Imagine if going for a bicycle ride also meant facing prejudice and threats. If trying to become a competitive cyclist meant doing something few if any had done before. If where you rode there were no bike shops, so every item you needed had to be imported.
This is what members of the Afghan National Women’s Cycling Team face.
Afghanistan is a country that is often sadly in the news for all the wrong reasons, but it’s also a country that is changing, growing and evolving, with attitudes to women in particular gradually shifting for the better.
Afghan Cycles is a short film by LET MEDIA, a documentary film production company with a strong focus on storytelling. It follows four women from the fledgling Team, focussing on their training, their lives, and the barriers they face every day – barriers they are working to break down.
There are many obstacles that lie in their path, living in a country where the dominant view of the role, place and abilities of women is lesser to that of men. But there is also a massive cultural shift taking place, and these women represent hope for things to come; for a change in attitude, perception and opportunity.
The voices of the women themselves are joined by those of Parliamentary Member and Presidential hopeful Fawzia Koofi, Heather Barr from Human Rights Watch, and the President of the Afghan Olympic Committee.
The team are supported by the non-profit organisation Mountain2Mountain, which helps women in conflict zones globally.

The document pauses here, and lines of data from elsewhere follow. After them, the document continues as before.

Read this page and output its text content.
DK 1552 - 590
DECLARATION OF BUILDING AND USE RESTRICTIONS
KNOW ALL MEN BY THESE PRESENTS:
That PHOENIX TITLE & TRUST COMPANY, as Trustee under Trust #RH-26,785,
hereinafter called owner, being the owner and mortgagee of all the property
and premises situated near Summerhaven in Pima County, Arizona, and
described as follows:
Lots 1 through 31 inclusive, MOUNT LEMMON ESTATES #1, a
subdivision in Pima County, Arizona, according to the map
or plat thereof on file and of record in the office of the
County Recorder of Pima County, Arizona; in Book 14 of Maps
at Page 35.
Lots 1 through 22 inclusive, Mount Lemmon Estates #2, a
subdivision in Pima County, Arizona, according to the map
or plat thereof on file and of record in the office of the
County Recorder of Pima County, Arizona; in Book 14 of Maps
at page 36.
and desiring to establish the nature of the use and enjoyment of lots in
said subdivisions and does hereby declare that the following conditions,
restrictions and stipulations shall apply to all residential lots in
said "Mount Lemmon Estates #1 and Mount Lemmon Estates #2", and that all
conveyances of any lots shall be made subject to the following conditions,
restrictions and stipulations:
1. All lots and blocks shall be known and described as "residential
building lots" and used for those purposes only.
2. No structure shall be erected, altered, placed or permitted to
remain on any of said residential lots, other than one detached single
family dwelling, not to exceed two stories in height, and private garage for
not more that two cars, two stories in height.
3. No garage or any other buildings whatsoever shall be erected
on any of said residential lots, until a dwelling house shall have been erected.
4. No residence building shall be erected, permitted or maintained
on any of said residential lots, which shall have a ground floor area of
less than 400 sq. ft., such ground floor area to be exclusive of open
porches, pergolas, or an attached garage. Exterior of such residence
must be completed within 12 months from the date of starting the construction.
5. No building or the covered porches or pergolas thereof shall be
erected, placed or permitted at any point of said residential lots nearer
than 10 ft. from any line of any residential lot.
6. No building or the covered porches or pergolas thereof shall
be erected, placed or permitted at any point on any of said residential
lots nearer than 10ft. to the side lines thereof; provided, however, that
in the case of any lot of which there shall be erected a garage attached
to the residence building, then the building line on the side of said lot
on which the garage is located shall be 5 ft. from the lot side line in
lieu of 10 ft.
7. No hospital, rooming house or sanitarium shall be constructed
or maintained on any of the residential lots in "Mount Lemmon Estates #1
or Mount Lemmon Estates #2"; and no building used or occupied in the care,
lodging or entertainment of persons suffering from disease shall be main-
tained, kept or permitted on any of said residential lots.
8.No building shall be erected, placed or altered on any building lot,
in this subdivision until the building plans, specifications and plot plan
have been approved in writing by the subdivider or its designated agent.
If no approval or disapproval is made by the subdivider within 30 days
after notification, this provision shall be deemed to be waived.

Mountain2Mountain have provided much needed cycling gear, and have worked to raise awareness and interest in what they are trying to achieve.
This inspirational piece of filmmaking is testament to the strength, courage and vision of these women and those who support them, and the power of the bicycle.
We can’t wait to see the full film, and we can’t wait to see what the future holds for the Afghan National Women’s Cycling Team.
The bicycle has done more to emancipate women than anything else in the world. It gives a woman a feeling of freedom and self-reliance. The moment she takes her seat she knows she can’t get into harm unless she gets off her bicycle, and away she goes, the picture of free, untrammelled womanhood.